Programma “Cooperativa 4.0” è il titolo di una serie di incontri organizzati da Confcooperative Puglia per accompagnare le sue associate nella sfida del Piano Industria 4.0. A promuovere l’iniziativa è il presidente regionale, Piero Rossi: “Uno dei fattori chiave per permanere in un mercato sempre più competitivo è l’innovazione che coinvolge ed interessa tutti i settori produttivi, a partire proprio da quelli che ritenevamo legati a processi consolidati e tradizionali. È sempre più importante la connessione di sistemi fisici con quelli digitali, in quella che è stata definita da molti la quarta rivoluzione industriale, guidata da internet e dall’intelligenza artificiale”.

“L’innovazione – prosegue Rossi – non va vista come un processo che genererà inevitabilmente la perdita di posti di lavoro bensì come un volano per creare nuove opportunità alle imprese ed alle cooperative in particolare. Il Ministero dello Sviluppo Economico ha varato il Piano Industria 4.0 che punta ad incentivare l’adozione di paradigmi quali i big data, il cloud computing, l’internet of thing, le macchine interconnesse per ottimizzare i processi di produzione, la realtà aumentata a supporto dei processi produttivi.
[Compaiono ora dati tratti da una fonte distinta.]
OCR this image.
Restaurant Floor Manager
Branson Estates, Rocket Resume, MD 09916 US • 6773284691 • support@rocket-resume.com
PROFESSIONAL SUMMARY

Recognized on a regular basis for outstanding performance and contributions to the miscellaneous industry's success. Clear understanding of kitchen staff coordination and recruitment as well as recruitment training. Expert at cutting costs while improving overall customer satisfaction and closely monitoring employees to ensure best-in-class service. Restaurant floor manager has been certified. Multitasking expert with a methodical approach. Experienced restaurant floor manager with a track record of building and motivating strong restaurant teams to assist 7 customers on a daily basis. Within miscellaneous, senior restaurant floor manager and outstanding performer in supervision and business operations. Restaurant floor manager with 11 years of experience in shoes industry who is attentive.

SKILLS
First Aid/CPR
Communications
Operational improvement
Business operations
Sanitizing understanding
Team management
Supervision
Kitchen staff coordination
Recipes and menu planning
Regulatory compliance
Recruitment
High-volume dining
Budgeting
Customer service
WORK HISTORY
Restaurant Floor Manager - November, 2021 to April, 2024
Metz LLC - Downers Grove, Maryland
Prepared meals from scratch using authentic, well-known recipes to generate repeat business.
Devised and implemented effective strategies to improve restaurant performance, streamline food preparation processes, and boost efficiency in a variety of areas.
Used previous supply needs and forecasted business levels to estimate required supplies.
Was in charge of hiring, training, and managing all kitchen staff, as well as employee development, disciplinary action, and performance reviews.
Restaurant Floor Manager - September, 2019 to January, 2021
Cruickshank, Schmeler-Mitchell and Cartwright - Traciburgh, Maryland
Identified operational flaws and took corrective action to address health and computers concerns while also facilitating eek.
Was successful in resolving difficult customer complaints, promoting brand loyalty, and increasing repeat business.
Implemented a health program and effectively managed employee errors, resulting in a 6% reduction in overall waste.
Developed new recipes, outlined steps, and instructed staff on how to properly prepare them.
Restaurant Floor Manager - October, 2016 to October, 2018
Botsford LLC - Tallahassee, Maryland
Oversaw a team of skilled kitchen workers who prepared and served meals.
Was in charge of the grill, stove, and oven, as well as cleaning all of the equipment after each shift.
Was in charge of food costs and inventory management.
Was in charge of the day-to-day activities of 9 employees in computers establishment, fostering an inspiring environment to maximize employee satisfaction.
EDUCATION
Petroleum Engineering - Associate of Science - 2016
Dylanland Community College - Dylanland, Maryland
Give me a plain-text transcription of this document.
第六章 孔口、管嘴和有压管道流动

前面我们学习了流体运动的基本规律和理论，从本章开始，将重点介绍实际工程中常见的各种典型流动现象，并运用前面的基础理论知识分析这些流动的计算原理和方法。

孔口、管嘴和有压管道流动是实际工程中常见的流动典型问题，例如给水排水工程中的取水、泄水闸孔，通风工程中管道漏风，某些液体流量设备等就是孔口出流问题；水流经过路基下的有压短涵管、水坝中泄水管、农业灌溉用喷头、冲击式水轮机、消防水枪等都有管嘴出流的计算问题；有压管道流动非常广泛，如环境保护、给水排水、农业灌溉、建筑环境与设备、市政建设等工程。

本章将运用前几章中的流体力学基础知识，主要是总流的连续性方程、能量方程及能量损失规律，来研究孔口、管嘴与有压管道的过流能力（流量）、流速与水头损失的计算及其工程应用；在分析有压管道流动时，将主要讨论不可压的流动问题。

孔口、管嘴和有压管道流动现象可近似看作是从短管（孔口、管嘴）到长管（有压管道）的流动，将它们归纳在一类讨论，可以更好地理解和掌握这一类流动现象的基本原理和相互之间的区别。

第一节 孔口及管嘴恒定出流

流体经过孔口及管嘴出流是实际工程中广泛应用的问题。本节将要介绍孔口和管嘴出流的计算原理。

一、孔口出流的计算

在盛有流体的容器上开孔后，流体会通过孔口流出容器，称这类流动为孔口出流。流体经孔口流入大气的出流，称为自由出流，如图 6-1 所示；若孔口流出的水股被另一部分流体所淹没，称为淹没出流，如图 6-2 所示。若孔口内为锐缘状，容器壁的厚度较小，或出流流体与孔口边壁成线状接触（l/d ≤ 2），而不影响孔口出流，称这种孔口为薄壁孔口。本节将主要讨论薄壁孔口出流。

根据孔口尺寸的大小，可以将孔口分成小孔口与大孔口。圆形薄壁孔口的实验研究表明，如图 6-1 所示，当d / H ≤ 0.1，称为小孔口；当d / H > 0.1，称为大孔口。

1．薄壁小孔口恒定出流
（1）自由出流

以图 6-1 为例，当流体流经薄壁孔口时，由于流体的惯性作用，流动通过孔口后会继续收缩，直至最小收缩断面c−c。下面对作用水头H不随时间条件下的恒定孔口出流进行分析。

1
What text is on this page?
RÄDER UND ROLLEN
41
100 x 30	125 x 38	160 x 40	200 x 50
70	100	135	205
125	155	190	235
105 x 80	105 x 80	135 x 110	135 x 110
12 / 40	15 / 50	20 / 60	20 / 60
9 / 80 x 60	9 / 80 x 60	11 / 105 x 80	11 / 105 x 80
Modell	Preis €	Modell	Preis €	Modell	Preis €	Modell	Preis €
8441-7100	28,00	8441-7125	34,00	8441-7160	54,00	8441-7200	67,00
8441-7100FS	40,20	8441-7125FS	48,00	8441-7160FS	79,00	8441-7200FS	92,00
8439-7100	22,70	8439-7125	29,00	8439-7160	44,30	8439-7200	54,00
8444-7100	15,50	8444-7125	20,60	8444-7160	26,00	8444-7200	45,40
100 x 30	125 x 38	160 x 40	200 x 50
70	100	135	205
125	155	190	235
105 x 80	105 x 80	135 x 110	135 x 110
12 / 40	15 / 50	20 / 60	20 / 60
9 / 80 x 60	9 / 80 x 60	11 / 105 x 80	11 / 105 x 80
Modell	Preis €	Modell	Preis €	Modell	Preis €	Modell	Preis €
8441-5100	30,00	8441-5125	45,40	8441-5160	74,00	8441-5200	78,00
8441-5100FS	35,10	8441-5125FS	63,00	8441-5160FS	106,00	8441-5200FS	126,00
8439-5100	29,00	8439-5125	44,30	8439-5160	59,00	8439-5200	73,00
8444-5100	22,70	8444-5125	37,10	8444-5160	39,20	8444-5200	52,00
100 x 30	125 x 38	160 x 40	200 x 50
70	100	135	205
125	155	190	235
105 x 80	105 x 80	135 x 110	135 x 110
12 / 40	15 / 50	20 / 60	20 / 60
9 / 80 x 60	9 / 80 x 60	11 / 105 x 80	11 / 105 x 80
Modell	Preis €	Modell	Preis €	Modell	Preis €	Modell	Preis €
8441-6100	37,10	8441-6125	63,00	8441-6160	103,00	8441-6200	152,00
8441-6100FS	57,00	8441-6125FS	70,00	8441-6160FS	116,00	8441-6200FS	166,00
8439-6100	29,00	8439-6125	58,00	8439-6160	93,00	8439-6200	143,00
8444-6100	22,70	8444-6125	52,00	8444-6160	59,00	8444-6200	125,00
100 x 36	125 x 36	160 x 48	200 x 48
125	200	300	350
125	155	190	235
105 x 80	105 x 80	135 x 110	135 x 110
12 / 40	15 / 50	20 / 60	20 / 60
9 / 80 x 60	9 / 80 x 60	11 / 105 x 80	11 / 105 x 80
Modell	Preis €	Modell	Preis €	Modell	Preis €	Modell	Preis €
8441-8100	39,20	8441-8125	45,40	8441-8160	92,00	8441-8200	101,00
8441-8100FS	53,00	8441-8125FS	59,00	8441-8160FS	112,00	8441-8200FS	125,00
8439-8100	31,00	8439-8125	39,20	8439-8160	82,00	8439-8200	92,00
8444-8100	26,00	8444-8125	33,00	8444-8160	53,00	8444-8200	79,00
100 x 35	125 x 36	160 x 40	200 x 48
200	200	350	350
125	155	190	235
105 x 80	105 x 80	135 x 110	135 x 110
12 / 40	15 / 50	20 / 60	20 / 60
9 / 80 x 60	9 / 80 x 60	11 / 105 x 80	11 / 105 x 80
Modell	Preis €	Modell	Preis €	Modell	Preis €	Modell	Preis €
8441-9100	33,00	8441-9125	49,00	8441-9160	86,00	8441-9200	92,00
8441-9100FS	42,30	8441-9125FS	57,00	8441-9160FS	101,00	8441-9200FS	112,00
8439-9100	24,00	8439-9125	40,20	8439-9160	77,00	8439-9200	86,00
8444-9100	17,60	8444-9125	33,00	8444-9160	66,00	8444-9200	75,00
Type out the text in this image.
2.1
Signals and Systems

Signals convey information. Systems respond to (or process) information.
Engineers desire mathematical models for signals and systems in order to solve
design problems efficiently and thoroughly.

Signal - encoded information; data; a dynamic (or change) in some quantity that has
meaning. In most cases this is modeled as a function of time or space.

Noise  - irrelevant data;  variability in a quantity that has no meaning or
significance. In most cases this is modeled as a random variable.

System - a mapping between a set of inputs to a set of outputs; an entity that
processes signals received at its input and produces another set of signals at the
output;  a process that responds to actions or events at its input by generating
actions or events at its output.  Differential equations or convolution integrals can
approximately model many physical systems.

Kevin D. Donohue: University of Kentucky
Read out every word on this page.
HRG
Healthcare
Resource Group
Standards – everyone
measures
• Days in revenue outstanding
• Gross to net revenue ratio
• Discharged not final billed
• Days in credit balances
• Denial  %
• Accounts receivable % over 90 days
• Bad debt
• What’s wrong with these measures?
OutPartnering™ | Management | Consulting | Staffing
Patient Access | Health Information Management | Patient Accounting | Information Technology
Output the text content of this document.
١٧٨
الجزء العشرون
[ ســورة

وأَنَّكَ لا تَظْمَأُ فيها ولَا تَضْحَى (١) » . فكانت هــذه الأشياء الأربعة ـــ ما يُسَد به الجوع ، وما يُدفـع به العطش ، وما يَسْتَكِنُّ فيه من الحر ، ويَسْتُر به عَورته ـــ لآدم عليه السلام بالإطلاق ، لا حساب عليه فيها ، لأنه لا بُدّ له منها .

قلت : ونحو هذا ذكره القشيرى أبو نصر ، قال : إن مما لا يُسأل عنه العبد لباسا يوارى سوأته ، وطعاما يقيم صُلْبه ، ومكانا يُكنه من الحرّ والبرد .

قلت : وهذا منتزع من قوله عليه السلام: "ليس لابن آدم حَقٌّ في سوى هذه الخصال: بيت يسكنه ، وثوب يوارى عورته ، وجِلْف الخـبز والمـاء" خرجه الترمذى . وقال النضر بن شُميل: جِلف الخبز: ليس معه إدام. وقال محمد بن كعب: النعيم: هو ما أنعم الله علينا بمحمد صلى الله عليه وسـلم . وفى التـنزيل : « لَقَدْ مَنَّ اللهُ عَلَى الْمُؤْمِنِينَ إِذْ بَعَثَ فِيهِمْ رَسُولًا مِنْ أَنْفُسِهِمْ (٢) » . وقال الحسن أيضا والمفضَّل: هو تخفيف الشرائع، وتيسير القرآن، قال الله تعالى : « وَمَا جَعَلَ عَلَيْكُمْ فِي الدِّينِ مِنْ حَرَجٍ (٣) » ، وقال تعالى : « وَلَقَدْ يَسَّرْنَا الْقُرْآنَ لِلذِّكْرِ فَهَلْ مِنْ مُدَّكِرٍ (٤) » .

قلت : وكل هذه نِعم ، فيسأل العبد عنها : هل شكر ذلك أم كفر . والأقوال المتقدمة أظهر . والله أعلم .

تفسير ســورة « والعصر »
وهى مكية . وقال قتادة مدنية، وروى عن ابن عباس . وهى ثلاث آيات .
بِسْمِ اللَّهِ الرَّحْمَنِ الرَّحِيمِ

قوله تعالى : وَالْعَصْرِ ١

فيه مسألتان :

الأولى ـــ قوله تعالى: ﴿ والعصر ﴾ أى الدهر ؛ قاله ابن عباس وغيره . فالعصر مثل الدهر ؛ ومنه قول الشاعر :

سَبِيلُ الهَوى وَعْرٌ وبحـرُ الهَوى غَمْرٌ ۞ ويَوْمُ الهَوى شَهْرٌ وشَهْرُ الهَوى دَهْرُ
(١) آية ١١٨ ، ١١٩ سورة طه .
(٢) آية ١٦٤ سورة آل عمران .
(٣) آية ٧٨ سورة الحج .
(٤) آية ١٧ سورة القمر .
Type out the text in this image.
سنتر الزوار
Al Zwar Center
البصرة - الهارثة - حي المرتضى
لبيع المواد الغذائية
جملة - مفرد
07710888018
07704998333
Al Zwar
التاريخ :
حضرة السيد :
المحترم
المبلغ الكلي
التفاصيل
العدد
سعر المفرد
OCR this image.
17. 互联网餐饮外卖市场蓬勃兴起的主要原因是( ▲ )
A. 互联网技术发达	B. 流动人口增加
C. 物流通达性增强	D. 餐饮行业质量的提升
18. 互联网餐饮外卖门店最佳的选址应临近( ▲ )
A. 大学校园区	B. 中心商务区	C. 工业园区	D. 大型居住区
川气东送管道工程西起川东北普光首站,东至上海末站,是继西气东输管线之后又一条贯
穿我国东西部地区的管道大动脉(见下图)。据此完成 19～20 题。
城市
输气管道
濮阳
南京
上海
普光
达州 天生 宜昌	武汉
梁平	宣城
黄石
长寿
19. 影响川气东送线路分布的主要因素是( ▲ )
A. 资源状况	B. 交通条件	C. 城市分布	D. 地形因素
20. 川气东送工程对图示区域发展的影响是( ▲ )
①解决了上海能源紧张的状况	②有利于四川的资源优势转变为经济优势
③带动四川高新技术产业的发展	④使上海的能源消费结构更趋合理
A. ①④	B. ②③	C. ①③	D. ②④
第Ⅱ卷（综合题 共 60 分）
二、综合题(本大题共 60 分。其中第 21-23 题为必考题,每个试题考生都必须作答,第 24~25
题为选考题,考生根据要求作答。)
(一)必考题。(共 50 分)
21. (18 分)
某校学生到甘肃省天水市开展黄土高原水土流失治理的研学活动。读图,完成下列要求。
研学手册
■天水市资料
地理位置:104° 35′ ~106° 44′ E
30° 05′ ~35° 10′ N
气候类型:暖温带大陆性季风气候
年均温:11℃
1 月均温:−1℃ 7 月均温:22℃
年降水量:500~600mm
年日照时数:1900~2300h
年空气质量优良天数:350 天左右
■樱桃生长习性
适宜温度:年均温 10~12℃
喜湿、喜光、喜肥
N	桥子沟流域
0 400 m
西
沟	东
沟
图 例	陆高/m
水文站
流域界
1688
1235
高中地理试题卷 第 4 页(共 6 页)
Le Cooperative possono e devono partecipare attivamente a questi percorsi e cogliere le opportunità fornite per implementare innovazione nei prodotti, nei processi, nell’organizzazione e nei mercati”.

A spiegare i termini dell’iniziativa è Giovanni Tricarico, direttore generale di Confcooperative Puglia: “Abbiamo previsto una serie di incontri volti a coinvolgere tutte le Federazioni regionali che compongono l’associazione. Il primo appuntamento, fissato per il 22 maggio alle ore 11.00 presso la nostra nuova sede di Via Zaccaro, 19 a Bari, sarà rivolto al settore socio-sanitario con Federsolidarietà e FederazioneSanità. Il Programma Cooperativa 4.0 avrà una duplice finalità”.

“Da un lato – prosegue – si intende informare le cooperative sulle opportunità di Industria 4.0 e sulla complementarietà delle misure previste e l’attuale sistema incentivante presente nei Programmi Operativi della Regione Puglia. È infatti possibile cumulare, a certe condizioni, gli aiuti provenienti dalle due fonti, ottimizzando il contributo per le cooperative. D’altro canto si intende procedere ad inventariare le iniziative di ricerca realizzate e i prodotti ottenuti verificandone la funzionalità e l’effettiva utilità per le cooperative aderenti, individuando per tempo programmi di innovazione tematici, settoriali e territoriali da candidare su specifici avvisi”.

“Sono in fase di definizione le date per gli altri incontri – conclude – rivolti alle federazioni ed alle cooperative interessate, dal settore della gestione e valorizzazione beni culturali, nel turismo e nel facility management, ai settori agroalimentare e pesca. Successivamente si procederà con l’istituzione di tavoli di lavoro per singole iniziative con la partecipazione del Mondo Accademico e della Ricerca pugliese”.